Students Learn CPR During Wheeling Junior Academy

Ohio County incoming sixth-graders practice giving CPR to manikins Wednesday at the Wheeling Middle School gymnasium as part of Wheeling’s Junior Police and Fire Academy.

WHEELING — Dozens of sixth-graders gathered in circles Wednesday morning in the gymnasium at Wheeling Middle School to practice life-saving techniques, such as CPR and the Heimlich maneuver, on life-size manikins.

The activity was one of many overseen by members of Wheeling’s police and fire departments this week at the city’s Junior Police and Fire Academy, which began Monday and continues through Friday.

“This is a good age for them to learn. It sticks with them. It’s something that they can take along with them into adulthood,” said Lt. Jason Milton, a paramedic for the Wheeling Fire Department.

The annual summer academy, now in its 12th year, allows public safety officers to teach incoming Ohio County sixth graders about a variety of topics related to safety, Milton said.

Throughout the week, students learned about first aid, using fire extinguishers, bike safety, swimming safety on top of Wednesday’s CPR and Heimlich maneuver lessons.

Toward the end of the week, officers will give the children a demonstration of using the “jaws of life” on a car and provide tours of a city helicopter and fire ladder truck, Milton said. Other safety lessons include ones on hunting, fishing and using cell phones and the internet.

The week-long academy is a free program that includes other activities, such as dodgeball, and lunch for the students, who are all local graduates of the D.A.R.E. program.

“When these kids become older, 15, 16, driving age, it’s to give them an appreciation of the bad things that can happen if they’re not safe behind the wheel,” Milton said of the car demonstration, which simulates how first responders save crash victims trapped in a vehicle.

Spencer Carnahan, 11, said he’s had a lot of fun so far this week at the academy.

“It’s been really fun.

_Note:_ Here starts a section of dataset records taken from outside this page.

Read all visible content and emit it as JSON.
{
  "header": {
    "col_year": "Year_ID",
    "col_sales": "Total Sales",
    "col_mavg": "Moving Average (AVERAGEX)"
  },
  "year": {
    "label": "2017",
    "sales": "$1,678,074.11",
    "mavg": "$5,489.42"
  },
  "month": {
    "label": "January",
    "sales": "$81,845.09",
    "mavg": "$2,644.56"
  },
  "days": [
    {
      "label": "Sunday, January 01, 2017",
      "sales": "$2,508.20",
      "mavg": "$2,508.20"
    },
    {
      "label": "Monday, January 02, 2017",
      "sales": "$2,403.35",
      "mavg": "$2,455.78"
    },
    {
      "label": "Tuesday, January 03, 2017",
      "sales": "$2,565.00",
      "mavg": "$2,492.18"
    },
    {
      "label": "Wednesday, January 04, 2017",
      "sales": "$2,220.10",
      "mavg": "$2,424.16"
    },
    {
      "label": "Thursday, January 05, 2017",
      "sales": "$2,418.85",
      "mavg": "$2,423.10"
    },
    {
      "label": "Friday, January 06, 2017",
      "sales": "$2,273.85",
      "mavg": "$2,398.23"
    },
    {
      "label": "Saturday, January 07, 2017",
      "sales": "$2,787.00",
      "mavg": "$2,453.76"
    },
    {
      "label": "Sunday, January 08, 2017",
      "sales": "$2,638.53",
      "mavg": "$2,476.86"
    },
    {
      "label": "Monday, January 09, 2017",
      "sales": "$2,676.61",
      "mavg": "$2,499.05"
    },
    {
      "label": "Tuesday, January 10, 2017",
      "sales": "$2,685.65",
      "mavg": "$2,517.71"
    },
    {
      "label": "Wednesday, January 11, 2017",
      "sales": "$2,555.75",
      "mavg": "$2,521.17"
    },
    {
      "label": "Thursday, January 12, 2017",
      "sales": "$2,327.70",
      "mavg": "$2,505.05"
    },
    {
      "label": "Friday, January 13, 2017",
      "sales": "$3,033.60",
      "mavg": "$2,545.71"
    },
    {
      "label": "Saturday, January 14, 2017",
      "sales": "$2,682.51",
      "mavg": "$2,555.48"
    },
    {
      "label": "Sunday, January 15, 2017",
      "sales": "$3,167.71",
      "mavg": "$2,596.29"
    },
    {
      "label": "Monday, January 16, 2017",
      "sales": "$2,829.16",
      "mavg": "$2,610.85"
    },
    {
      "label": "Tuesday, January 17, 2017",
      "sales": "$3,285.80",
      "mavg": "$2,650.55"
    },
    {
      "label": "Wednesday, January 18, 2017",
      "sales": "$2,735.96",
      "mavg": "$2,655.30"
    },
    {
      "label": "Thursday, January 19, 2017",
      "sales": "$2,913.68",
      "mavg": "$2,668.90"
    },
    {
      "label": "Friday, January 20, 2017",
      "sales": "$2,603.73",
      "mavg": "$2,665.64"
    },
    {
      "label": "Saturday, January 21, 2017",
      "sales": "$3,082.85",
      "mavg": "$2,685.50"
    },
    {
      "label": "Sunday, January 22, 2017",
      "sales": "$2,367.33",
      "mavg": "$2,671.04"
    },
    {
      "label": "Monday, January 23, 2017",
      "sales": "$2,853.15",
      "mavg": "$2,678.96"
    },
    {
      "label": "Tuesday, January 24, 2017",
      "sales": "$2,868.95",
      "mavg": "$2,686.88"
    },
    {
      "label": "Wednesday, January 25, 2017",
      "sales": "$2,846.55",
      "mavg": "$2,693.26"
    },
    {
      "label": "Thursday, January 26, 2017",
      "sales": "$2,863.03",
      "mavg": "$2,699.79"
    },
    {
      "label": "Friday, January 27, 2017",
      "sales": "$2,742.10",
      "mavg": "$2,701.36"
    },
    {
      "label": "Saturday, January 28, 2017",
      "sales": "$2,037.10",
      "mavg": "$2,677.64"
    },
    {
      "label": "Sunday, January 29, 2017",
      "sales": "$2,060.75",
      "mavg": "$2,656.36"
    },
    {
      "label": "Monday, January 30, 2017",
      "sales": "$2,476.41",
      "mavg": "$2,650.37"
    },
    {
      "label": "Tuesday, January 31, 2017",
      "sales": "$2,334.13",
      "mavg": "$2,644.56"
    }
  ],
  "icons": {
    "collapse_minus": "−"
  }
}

It’s amazing how they’ve been just helping and teaching us, and that they’re taking time off from their (jobs) to help us,” he said of the officers.

When asked what his favorite activity was, Carnahan said, “I would say basically everything. I love being here because it’s fun how I can get to do it and everyone else gets to do it.”

On Wednesday, officers worked with the kids to demonstrate how to properly conduct CPR, or cardiopulmonary resuscitation, to save someone’s life.

According to the Red Cross, before giving CPR, people should call 911 for assistance, open the person’s airway by tilting their head back slightly to lift the chin and then check if the person is breathing for 10 seconds.

If the person isn’t breathing, then CPR should be conducted. The Red Cross lists full steps of how to give CPR and features demonstrative videos on its website at redcross.org.

For adults wishing to become certified in administering CPR, first aid or an automatic external defibrillator, or AED, the organization also offers online and in-person classes in Wheeling that can be signed up for at redcross.org/take-a-class.

“The main goal is to make them aware of being safer,” Milton said of the junior academy. “It’s something that they can hopefully take with them into the future.”